Наконец все в ажуре и я могу взглянуть и на ее сиси: офигеть можно!
— У вас красивый почерк, — говорит Габина. — Такой типа детский.
— Это единственное, что у меня еще детское. Все остальное у меня уже чертовски взрослое…
Она хихикнула, огляделась. А когда я подавал ей книжку, сунула мне в руку записочку с телефоном — почти такую же, как в тот раз Линда.
Она взглянула на меня — как, мол, отнесусь к этому.
— Спасибо, малышка, — говорю я сладко. — Лучше этого нет для меня подарка!
А когда она выпрямлялась, то большим пальцем и мизинцем изобразила телефонную трубку. Мизинец потом сунула в рот и облизала. Ну и штучка эта Габина!
Вслед за ней прихилял какой-то хмырь в возрасте.
— Я видел немало писателей под столом, — говорит он, — но никто из них уже не в силах был подписываться.
Он весело поглядел на мою подпись.
— Вы с этим справляетесь еще довольно прилично, — похвалил он меня.
В общем он был мне даже симпатичен, но поболтать с ним не довелось — за ним стояли трое увечных с одним сопровождающим-педагогом.
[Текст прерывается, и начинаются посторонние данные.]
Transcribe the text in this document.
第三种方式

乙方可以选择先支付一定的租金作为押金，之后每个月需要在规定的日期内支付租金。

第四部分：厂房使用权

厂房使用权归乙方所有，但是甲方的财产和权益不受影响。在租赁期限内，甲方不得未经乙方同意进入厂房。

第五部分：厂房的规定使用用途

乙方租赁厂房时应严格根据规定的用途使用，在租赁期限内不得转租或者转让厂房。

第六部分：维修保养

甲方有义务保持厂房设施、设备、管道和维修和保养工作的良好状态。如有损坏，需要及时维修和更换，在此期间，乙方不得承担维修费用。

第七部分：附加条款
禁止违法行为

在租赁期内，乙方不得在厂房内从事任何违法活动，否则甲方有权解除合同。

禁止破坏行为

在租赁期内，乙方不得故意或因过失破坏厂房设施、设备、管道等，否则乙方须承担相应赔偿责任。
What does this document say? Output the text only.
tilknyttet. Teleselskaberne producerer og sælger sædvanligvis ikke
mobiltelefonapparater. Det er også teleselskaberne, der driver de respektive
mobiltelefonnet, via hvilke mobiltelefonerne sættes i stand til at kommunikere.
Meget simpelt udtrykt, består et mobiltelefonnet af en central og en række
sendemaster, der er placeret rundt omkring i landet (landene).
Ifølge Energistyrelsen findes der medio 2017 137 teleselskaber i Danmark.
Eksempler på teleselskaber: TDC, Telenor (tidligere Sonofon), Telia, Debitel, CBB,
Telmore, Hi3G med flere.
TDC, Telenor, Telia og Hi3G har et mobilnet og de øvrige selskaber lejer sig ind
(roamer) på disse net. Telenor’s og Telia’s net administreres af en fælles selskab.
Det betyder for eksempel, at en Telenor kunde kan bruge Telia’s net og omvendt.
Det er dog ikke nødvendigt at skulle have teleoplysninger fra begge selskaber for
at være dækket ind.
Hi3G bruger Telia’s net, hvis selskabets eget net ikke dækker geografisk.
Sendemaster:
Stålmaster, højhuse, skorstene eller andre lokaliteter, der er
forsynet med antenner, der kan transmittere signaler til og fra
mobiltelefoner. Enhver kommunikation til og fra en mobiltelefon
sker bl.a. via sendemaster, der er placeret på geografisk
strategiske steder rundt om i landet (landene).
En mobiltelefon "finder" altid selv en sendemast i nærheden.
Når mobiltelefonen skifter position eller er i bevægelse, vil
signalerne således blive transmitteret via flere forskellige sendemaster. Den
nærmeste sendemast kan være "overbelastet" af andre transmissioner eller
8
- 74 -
Хотя слово «стояли» не вполне уместно: двое сидели в инвалидных колясках, а тот, что кой-как стоял, для разнообразия был слабоумным.
— Павлик хотел бы кое-что сказать вам, — говорит сопровождающее лицо.
Слабоумный задергал огромной башкой, и из носу у него вывалилась зеленая сопля величиной с детский носок.
— Он стесняется, — объяснил мне педагог и обратился к Павлику:
— Утри нос, Павлик, и скажи пану писателю то, что ты хотел ему сказать.